A&P Spanish Bar Cake With Cream Cheese Frosting

 A&P Spanish Bar Cake With Cream Cheese Frosting 

Inspired by the classic A&P bakery favorite, this spiced raisin bar cake is moist, fragrant, and layered with smooth cream cheese frosting. It brings together warm spices, tender raisins, and nostalgic flavors in a dessert that is both simple to make and irresistibly comforting.

Ingredients

Cake:

  • 2 cups water

  • ¾ cup raisins

  • ½ cup vegetable oil

  • 2 cups all-purpose flour

  • 1 cup sugar

  • 1 ½ tsp pumpkin pie spice

  • 1 tsp baking soda

  • ½ tsp salt

  • 1 large egg, lightly beaten

  • ¾ cup chopped walnuts (optional)

Frosting:

  • 8 oz cream cheese, softened

  • ¼ cup unsalted butter, softened

  • 2 ¼ cups powdered sugar

  • ¼ tsp salt

Instructions

Step 1 — Preheat and prepare pan
Set the oven to 325°F (163°C). Grease an 8×8 inch pan and line the bottom with parchment paper for easy removal.

Step 2 — Prepare raisin mixture
In a medium saucepan, combine the water and raisins. Bring to a gentle boil, then simmer for 10 minutes. Add the vegetable oil, stir, and allow the mixture to cool completely. This syrup infuses the cake with moisture and flavor.

Step 3 — Combine dry ingredients
In a mixing bowl, whisk together flour, sugar, pumpkin spice, baking soda, and salt. This ensures the spices are evenly distributed.

Step 4 — Finish the batter
Pour the cooled raisin mixture into the dry ingredients. Add the beaten egg and walnuts (if using). Stir gently until a smooth batter forms.

Step 5 — Bake
Pour into the prepared pan and bake for 35–40 minutes, or until a toothpick comes out with only a few crumbs.

Step 6 — Prepare frosting
Beat the cream cheese and butter until creamy. Slowly add powdered sugar and salt. Mix until smooth.
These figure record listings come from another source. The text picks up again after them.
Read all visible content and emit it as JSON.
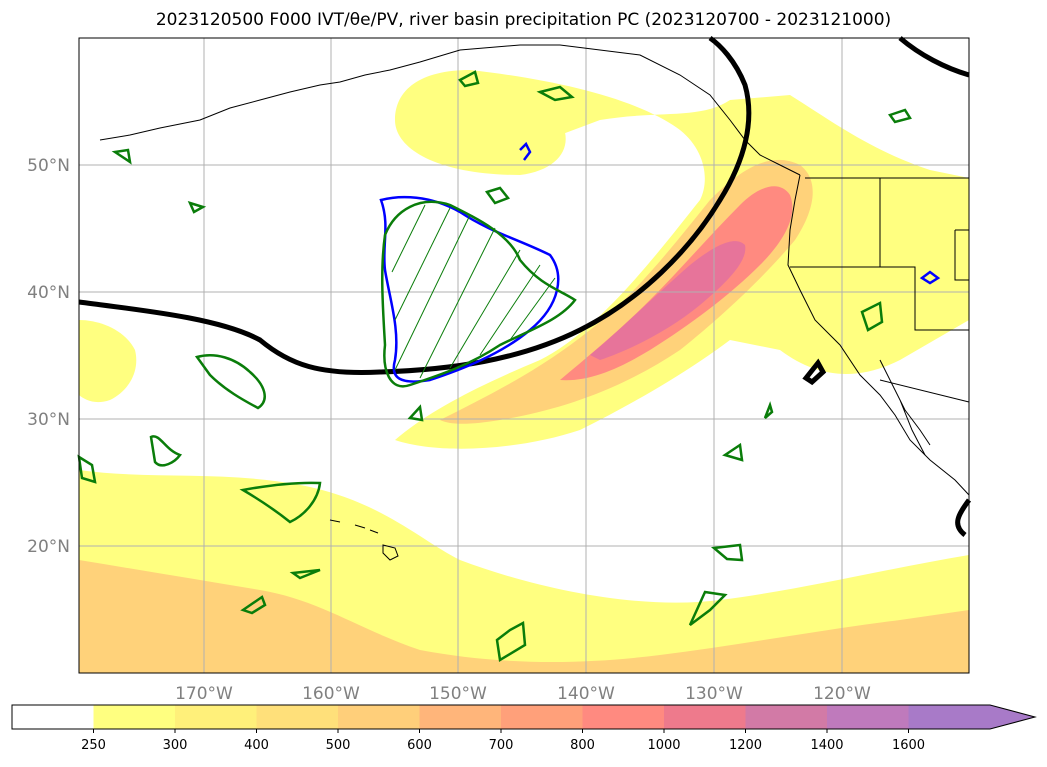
{
  "title": "2023120500 F000 IVT/θe/PV, river basin precipitation PC (2023120700 - 2023121000)",
  "map": {
    "lat_labels": [
      "50°N",
      "40°N",
      "30°N",
      "20°N"
    ],
    "lon_labels": [
      "170°W",
      "160°W",
      "150°W",
      "140°W",
      "130°W",
      "120°W"
    ],
    "grid": true
  },
  "colorbar": {
    "levels": [
      "250",
      "300",
      "400",
      "500",
      "600",
      "700",
      "800",
      "1000",
      "1200",
      "1400",
      "1600"
    ],
    "colors": [
      "#ffffff",
      "#ffff80",
      "#fff07a",
      "#ffe07a",
      "#ffcf7a",
      "#ffb57a",
      "#ffa07a",
      "#ff8a80",
      "#ee7a8c",
      "#d27aa6",
      "#bf7abc",
      "#a87ac8"
    ],
    "extend": "max"
  },
  "colors": {
    "ivt_light": "#ffff80",
    "ivt_mid": "#ffd27a",
    "ivt_high": "#ff8a80",
    "ivt_peak": "#e7749a",
    "pv_contour": "#0a7d0a",
    "theta_contour": "#0000ff",
    "thick_line": "#000000",
    "coastline": "#000000"
  }
}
Step 7 — Assemble the cake
Once cooled, remove the cake from the pan and slice it horizontally into two layers. Spread frosting over the first layer, place the second layer on top, then frost the top surface. Create decorative grooves with a fork if desired.

This nostalgic cake delivers warm spice, sweet raisins, and silky frosting—classic bakery comfort.
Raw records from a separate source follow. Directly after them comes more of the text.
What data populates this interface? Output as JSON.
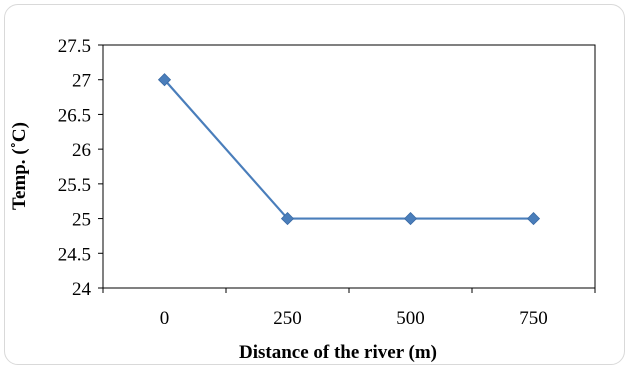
{
  "chart_data": {
    "type": "line",
    "title": "",
    "xlabel": "Distance of the river (m)",
    "ylabel": "Temp. (˚C)",
    "categories": [
      "0",
      "250",
      "500",
      "750"
    ],
    "series": [
      {
        "values": [
          27,
          25,
          25,
          25
        ]
      }
    ],
    "yticks": [
      "24",
      "24.5",
      "25",
      "25.5",
      "26",
      "26.5",
      "27",
      "27.5"
    ],
    "ylim": [
      24,
      27.5
    ],
    "grid": false,
    "legend": "none",
    "line_color": "#4a7ebb",
    "marker": "diamond"
  }
}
Corn Flan With Béchamel Sauce

 Corn Flan With Béchamel Sauce 

This corn flan is a creamy, savory dish enriched with smooth béchamel and melted cheese. Its soft, custard-like texture makes it a comforting side dish or a satisfying vegetarian main course. Simple ingredients come together to create a warm, wholesome recipe perfect for family meals

Ingredients

Flan:

  • 300 g canned corn, drained

  • 3 eggs

  • 200 ml milk

  • 100 g grated cheese (Parmesan or Pecorino)

  • Salt, pepper, nutmeg

  • Butter for greasing

Béchamel Sauce:

  • 50 g butter

  • 50 g flour

  • 500 ml milk

  • Salt, pepper, nutmeg

Instructions

Step 1 — Preheat oven
Heat your oven to 180°C. Grease a medium baking dish with butter to prevent sticking.

Step 2 — Make the béchamel
Melt butter in a saucepan over medium heat. Add flour and whisk until a smooth paste forms. Cook 1–2 minutes to remove raw flour flavor. Gradually pour in milk while whisking constantly. Continue stirring until thickened. Season with salt, pepper, and nutmeg. Let cool slightly.
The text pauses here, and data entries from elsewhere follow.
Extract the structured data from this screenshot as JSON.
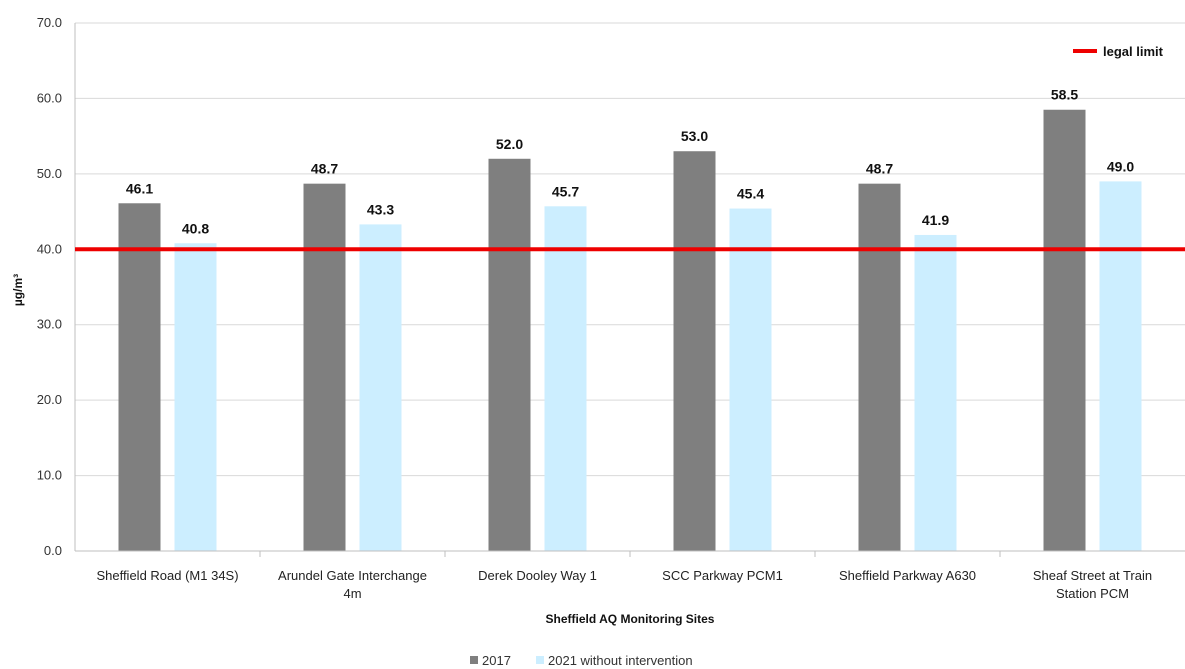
{
  "chart_data": {
    "type": "bar",
    "xlabel": "Sheffield AQ Monitoring Sites",
    "ylabel": "µg/m³",
    "ylim": [
      0,
      70
    ],
    "yticks": [
      "0.0",
      "10.0",
      "20.0",
      "30.0",
      "40.0",
      "50.0",
      "60.0",
      "70.0"
    ],
    "categories": [
      [
        "Sheffield Road (M1 34S)"
      ],
      [
        "Arundel Gate Interchange",
        "4m"
      ],
      [
        "Derek Dooley Way 1"
      ],
      [
        "SCC Parkway PCM1"
      ],
      [
        "Sheffield Parkway A630"
      ],
      [
        "Sheaf Street at Train",
        "Station PCM"
      ]
    ],
    "series": [
      {
        "name": "2017",
        "color": "#7f7f7f",
        "values": [
          46.1,
          48.7,
          52.0,
          53.0,
          48.7,
          58.5
        ],
        "labels": [
          "46.1",
          "48.7",
          "52.0",
          "53.0",
          "48.7",
          "58.5"
        ]
      },
      {
        "name": "2021 without intervention",
        "color": "#cceeff",
        "values": [
          40.8,
          43.3,
          45.7,
          45.4,
          41.9,
          49.0
        ],
        "labels": [
          "40.8",
          "43.3",
          "45.7",
          "45.4",
          "41.9",
          "49.0"
        ]
      }
    ],
    "reference_line": {
      "name": "legal limit",
      "value": 40,
      "color": "#ee0000"
    },
    "grid": true,
    "legend_position": "bottom-center"
  }
}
Step 3 — Prepare corn mixture
Blend the drained corn until creamy but not fully liquid. In a mixing bowl, whisk eggs, then add milk, cheese, and the blended corn. Mix well, then stir in the warm béchamel sauce. Season again to taste.

Step 4 — Bake
Pour mixture into the prepared dish and smooth the top. Bake 35–40 minutes, or until golden and firm in the center.

Step 5 — Serve
Allow to cool for a few minutes, slice, and serve warm as a hearty side dish or vegetarian main course.

This corn flan is creamy, comforting, and perfect for family meals.